You might remember my crazy easy microwave peanut butter fudge from awhile ago. It is made in the microwave, and takes only 4 minutes plus chilling. I loved it; I still love it, but I wanted to mix it up, recreate it, do something different. There’s always the obvious almond or sunflower butter or even the possibility of trying chunky peanut butter. But all of those options were too boring and similar to the original.
Then I caught a glimpse of that red lidded jar of Biscoff spread sitting in the pantry just asking to be turned into some amazingly tasty treat. It was destined to become fudge.

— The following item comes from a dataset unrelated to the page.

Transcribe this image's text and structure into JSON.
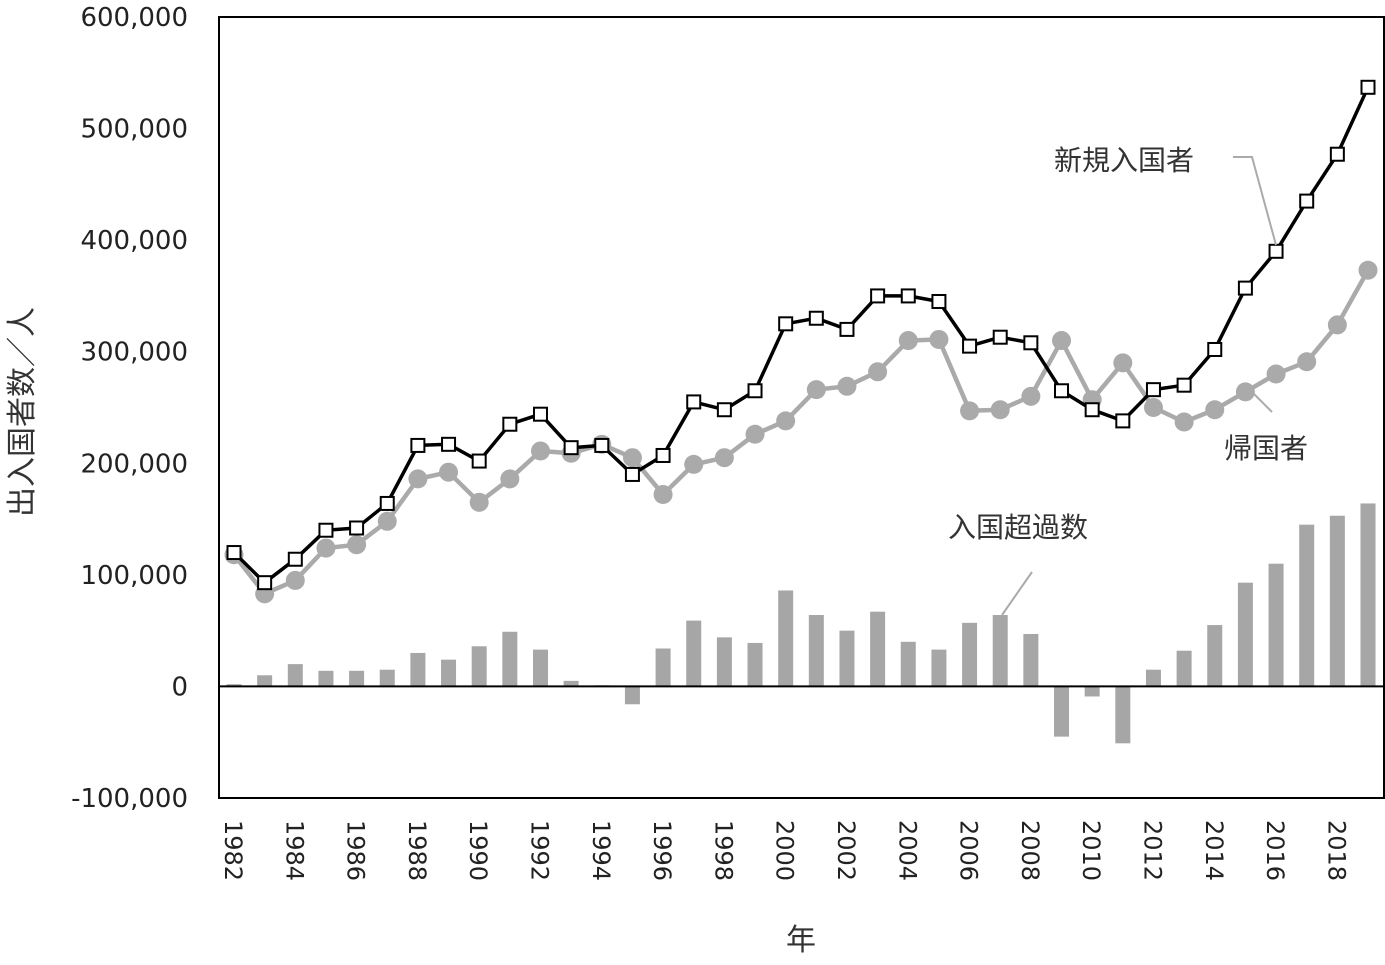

Because I’d never tasted, nor baked with Biscoff before, I had no idea if this would work. It looked similar, perhaps a little lighter in color to the peanut butter fudge. The uncooled mixture tasted good. But it had to be chilled to see if the great Biscoff experiment worked. In the meantime I tasted the spread. It smells and tastes just like the cookies it’s made from, with a smooth texture and deep, rich gingerbread-like flavor. I’m not sure if I could spread it on bread like peanut butter, but I’d sure give it a try.
A little more than two hours later, I pulled the fudge from the refrigerator and cut it into pieces. It crumbled slightly, but so did the original, so this is okay. It was taste test time. The fudge was bliss in my mouth. Firm, but creamy, the flavor is incredible with that sweet-spicy, but not overpowering gingerbread flavor. It just might be better than the original. Maybe Alton Brown will actually retweet my reinterpretation of his recipe. That would make this the best day ever. And even if he doesn’t at least I still have my trendy Biscoff fudge to comfort me!

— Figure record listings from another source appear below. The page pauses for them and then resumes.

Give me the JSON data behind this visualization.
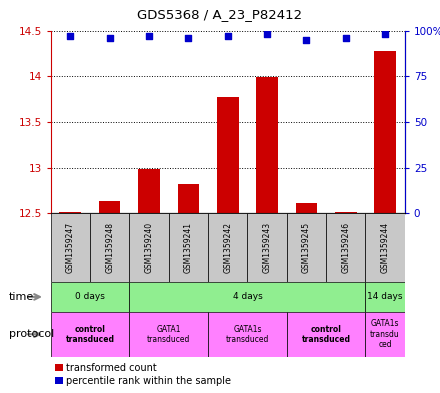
{
  "title": "GDS5368 / A_23_P82412",
  "samples": [
    "GSM1359247",
    "GSM1359248",
    "GSM1359240",
    "GSM1359241",
    "GSM1359242",
    "GSM1359243",
    "GSM1359245",
    "GSM1359246",
    "GSM1359244"
  ],
  "transformed_counts": [
    12.52,
    12.64,
    12.99,
    12.82,
    13.77,
    13.99,
    12.61,
    12.51,
    14.28
  ],
  "percentile_ranks": [
    97,
    96,
    97,
    96,
    97,
    98,
    95,
    96,
    98
  ],
  "ylim_left": [
    12.5,
    14.5
  ],
  "ylim_right": [
    0,
    100
  ],
  "yticks_left": [
    12.5,
    13.0,
    13.5,
    14.0,
    14.5
  ],
  "yticks_right": [
    0,
    25,
    50,
    75,
    100
  ],
  "ytick_labels_right": [
    "0",
    "25",
    "50",
    "75",
    "100%"
  ],
  "bar_color": "#CC0000",
  "dot_color": "#0000CC",
  "bar_width": 0.55,
  "sample_box_color": "#C8C8C8",
  "left_axis_color": "#CC0000",
  "right_axis_color": "#0000CC",
  "time_groups": [
    {
      "label": "0 days",
      "start": 0,
      "end": 2
    },
    {
      "label": "4 days",
      "start": 2,
      "end": 8
    },
    {
      "label": "14 days",
      "start": 8,
      "end": 9
    }
  ],
  "protocol_groups": [
    {
      "label": "control\ntransduced",
      "start": 0,
      "end": 2,
      "bold": true
    },
    {
      "label": "GATA1\ntransduced",
      "start": 2,
      "end": 4,
      "bold": false
    },
    {
      "label": "GATA1s\ntransduced",
      "start": 4,
      "end": 6,
      "bold": false
    },
    {
      "label": "control\ntransduced",
      "start": 6,
      "end": 8,
      "bold": true
    },
    {
      "label": "GATA1s\ntransdu\nced",
      "start": 8,
      "end": 9,
      "bold": false
    }
  ],
  "time_color": "#90EE90",
  "protocol_color": "#FF80FF"
}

You can check this recipe and many other yummy ones out at the Wednesday Cast Party from the Lady Behind the Curtain!Print
- 2 sticks unsalted butter
- 1 cup creamy Biscoff spread
- 2 teaspoons pure vanilla extract
- 1 pound (1 regular size box) confectioners’ sugar
- Put butter and Biscoff in a microwave safe medium-large bowl. Cover with a paper plate. Plastic wrap may alternatively be used, but I didn’t want to put plastic in the microwave. Microwave on high for 2 minutes. Stir to combine before returning to the microwave for 2 minutes more. The mixture will be hot and bubbling. Stir to combine. Then immediately stir in the vanilla followed by the confectioners’ sugar. Stir until mixture becomes thick, stiff, and loses its sheen, about 5 minutes.
- Spread the fudge in an 8-inch square pan lined with parchment paper. Refrigerate for at least 2 hours, and up to 5 before removing from refrigerator and pan and cutting into 64 1-inch pieces, 8 cuts across, 8 cuts down.
- May be stored at room temperature for up to 1 week or frozen wrapped in parchment and foil and placed in a zipper bag for up to 4 months. Thaw at room temperature for several hours.